Aksi-aksi peduli konservasi burung telah banyak dilakukan oleh lembaga-lembaga konservasi seperti melalui kampanye, edukasi, hingga aksi penjagaan habitat burung secara langsung. Selain itu dalam usaha konservasi burung di Indonesia, perlu adanya pemetaan persebaran atau keragaman spesies burung di wilayah-wilayah Indonesia.

Namun ternyata data keanekaragaman burung di Indonesia masih minim. Luasnya wilayah Indonesia serta keterbatasan akses membuat banyak wilayah Indonesia belum tersentuh oleh peneliti burung, sehingga data populasi burung di Indonesia yang dipublikasikan secara ilmiah masih sedikit. Padahal pemetaan dan data spesies sangat penting sebagai pijakan mengambil keputusan dalam rangka usaha konservasi burung.

Pada era teknologi modern ini mulai muncul penelitian yang berbasis Citizen Science. Citizen Science merupakan suatu hal baru dalam dunia akademisi. Istilah Citizen Science baru masuk pada Oxford English Dictionary (OED) pada bulan Juni 2014.

Kamus tersebut menyebutkan bahwa citizen science adalah kata benda yang mengacu pada karya ilmiah yang dilakukan oleh anggota masyarakat umum yang sering kali bekerja sama dengan atau di bawah arahan ilmuwan profesional dan institusi ilmiah.

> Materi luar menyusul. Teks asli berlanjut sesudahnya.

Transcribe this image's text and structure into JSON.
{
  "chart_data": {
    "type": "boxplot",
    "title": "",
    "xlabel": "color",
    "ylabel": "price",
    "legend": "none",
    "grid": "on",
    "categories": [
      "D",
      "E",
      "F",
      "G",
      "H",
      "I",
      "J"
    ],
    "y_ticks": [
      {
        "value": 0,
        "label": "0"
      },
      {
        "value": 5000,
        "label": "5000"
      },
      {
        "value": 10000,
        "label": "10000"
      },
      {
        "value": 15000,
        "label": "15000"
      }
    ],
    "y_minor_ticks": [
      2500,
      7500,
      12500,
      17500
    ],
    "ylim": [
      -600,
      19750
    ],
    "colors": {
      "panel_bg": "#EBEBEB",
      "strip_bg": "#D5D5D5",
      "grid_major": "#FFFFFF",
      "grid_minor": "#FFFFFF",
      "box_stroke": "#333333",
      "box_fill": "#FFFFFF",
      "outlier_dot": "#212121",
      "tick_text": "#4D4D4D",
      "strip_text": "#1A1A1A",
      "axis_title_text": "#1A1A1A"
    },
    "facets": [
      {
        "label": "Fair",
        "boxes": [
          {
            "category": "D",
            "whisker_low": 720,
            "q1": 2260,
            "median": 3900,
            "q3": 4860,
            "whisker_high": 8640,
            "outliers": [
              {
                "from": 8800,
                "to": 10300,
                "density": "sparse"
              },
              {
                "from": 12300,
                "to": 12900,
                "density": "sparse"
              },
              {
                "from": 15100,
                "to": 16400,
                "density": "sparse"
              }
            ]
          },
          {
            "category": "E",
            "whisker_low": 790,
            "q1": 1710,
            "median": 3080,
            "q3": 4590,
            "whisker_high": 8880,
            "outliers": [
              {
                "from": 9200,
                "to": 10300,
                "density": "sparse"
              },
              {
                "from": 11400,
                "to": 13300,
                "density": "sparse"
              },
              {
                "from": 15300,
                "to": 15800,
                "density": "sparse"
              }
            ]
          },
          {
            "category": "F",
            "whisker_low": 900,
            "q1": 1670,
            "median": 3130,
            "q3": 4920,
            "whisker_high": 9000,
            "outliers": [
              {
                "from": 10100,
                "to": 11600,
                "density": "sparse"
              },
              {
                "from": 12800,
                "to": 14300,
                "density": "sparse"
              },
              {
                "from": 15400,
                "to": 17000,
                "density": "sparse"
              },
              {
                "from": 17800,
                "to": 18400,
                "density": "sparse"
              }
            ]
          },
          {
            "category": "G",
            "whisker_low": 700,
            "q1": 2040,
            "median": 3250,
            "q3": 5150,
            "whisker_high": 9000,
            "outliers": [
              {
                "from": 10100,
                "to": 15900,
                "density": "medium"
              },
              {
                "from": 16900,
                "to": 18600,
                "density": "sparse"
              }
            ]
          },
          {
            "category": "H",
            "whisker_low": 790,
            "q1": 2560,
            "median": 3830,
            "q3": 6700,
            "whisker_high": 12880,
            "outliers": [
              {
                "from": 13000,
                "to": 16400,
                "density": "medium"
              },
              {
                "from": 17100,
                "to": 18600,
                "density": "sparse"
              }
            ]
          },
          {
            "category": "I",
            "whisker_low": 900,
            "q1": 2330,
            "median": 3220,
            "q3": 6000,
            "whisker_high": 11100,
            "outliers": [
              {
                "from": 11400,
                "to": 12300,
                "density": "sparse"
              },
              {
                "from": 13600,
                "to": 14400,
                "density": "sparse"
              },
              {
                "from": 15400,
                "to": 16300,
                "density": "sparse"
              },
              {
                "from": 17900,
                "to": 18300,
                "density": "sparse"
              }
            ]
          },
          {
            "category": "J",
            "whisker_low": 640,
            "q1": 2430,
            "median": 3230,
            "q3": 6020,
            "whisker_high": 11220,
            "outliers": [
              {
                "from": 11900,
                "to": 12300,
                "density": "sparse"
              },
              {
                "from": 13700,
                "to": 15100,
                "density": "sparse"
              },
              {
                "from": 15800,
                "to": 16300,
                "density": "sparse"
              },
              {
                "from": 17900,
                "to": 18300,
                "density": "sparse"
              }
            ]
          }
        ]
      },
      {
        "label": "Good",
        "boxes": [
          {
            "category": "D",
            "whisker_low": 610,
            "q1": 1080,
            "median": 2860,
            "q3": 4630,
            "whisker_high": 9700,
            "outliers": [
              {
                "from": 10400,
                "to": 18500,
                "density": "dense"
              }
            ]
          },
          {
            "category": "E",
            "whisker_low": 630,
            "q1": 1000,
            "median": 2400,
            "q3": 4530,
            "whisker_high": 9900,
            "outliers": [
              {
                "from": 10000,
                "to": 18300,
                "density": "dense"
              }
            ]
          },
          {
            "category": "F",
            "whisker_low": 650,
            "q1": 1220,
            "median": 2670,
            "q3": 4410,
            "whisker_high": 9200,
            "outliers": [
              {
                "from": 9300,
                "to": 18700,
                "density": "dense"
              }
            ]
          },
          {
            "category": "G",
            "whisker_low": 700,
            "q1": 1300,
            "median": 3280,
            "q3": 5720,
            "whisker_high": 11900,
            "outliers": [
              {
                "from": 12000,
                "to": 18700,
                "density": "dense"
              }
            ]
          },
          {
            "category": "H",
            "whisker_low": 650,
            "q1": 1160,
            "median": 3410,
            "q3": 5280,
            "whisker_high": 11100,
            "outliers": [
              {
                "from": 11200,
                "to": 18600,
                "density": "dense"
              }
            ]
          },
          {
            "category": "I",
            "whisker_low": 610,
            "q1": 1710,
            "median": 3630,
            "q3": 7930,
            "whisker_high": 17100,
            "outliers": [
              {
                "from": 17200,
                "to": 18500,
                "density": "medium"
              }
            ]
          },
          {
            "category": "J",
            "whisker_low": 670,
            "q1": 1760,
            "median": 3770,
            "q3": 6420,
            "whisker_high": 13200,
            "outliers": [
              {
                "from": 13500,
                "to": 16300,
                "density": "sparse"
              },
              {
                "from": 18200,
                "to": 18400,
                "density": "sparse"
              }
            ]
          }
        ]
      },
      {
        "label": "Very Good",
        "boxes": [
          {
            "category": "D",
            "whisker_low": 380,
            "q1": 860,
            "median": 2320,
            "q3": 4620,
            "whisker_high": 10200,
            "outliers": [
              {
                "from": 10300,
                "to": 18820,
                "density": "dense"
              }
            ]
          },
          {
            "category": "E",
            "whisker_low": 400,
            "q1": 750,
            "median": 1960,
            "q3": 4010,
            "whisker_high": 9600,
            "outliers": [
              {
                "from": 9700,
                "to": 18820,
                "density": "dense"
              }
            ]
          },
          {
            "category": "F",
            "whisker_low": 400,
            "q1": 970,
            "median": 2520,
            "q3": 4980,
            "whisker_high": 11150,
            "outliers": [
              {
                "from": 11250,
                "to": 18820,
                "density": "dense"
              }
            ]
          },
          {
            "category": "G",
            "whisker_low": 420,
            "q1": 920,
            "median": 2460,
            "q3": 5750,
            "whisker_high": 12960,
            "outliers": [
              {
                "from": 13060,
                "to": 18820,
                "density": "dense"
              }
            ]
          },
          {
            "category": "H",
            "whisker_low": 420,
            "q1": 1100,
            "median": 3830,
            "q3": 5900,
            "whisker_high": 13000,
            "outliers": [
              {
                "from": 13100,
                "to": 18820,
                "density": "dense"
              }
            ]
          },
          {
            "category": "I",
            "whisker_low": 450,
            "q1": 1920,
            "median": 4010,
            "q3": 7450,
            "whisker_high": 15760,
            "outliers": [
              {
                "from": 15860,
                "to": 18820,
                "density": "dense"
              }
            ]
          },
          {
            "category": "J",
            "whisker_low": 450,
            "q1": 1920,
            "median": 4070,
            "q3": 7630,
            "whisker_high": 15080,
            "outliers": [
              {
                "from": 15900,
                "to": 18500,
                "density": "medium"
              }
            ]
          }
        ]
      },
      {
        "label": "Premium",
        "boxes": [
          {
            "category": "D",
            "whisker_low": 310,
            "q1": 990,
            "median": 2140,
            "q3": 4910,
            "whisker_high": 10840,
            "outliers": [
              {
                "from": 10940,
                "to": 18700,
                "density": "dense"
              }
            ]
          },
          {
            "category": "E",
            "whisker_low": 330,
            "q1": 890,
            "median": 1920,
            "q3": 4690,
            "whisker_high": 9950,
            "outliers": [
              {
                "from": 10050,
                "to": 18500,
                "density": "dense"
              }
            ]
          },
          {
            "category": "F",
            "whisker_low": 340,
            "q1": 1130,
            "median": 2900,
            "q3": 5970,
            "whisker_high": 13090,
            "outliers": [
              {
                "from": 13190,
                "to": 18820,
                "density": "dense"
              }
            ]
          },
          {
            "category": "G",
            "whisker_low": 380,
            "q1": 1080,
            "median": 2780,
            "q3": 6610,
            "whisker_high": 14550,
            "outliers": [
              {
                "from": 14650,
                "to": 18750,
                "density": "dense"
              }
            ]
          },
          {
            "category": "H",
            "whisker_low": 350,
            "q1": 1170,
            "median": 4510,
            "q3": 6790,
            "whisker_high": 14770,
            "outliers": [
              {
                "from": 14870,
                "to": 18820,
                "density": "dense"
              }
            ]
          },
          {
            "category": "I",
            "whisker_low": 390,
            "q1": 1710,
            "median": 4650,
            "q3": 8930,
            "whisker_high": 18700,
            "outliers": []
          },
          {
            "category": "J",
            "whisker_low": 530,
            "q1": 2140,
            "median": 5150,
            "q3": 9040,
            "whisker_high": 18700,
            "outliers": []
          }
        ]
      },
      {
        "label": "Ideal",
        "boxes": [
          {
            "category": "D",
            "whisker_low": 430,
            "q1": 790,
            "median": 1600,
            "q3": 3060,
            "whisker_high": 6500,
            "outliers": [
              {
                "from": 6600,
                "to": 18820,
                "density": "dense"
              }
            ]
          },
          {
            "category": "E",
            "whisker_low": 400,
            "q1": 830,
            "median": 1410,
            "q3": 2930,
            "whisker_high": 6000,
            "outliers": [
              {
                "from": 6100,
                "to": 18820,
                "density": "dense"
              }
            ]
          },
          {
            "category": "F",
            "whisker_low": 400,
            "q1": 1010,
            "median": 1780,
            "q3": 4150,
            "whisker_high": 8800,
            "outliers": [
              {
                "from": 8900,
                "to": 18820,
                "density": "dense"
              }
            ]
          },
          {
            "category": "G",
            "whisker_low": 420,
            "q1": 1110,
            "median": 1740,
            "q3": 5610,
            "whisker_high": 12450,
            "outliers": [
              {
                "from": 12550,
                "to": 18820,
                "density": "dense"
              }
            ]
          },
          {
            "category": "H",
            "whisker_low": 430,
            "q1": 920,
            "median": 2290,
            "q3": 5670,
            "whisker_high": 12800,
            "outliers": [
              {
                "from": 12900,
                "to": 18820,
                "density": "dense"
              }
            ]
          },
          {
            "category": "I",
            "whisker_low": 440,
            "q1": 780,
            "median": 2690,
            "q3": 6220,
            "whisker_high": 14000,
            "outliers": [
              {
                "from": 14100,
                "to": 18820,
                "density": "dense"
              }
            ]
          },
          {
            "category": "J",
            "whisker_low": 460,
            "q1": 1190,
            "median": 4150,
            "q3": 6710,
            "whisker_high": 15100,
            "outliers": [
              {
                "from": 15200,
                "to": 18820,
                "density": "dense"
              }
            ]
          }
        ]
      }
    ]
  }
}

Istilah Citizen Science di Indonesia masih belum terlalu dikenal oleh kebanyakan peneliti dan pengamat burung. Padahal nyatanya mahasiswa, peneliti, dan aktivis konservasi burung di Indonesia, secara tidak sadar telah melakukan kegiatan Citizen Science tersebut melalui kegiatan seperti AWC (Asian Waterbird Census) dan MoBuPi (Monitoring Burung Pantai), yang para pesertanya mengirimkan data catatan perjumpaannya kepada seorang koordinator.

Masyarakat Indonesia diketahui tidak memiliki budaya menulis ilmiah yang baik. Banyak catatan perjumpaan ataupun foto-foto burung di banyak wilayah Indonesia yang hanya menjadi simpanan pribadi. Padahal, jika catatan-catatan ataupun dokumentasi tersebut disatukan akan mempermudah pembuatan peta persebaran burung di Indonesia.

Persoalan ini dapat diatasi dengan melakukan penelitian menggunakan model Citizen Science. Dengan menggunakan Citizen Science, maka seluruh masyarakat dapat turut serta dalam menyumbangkan informasinya mengenai burung-burung yang ada di tempat tinggal mereka.

Seluruh elemen masyarakat dapat ambil bagian dalam proyek pemetaan burung ini, sehingga semangat konservasi terhadap burung juga dapat tersebar bersamaan dengan penggunaan model Citizen Science.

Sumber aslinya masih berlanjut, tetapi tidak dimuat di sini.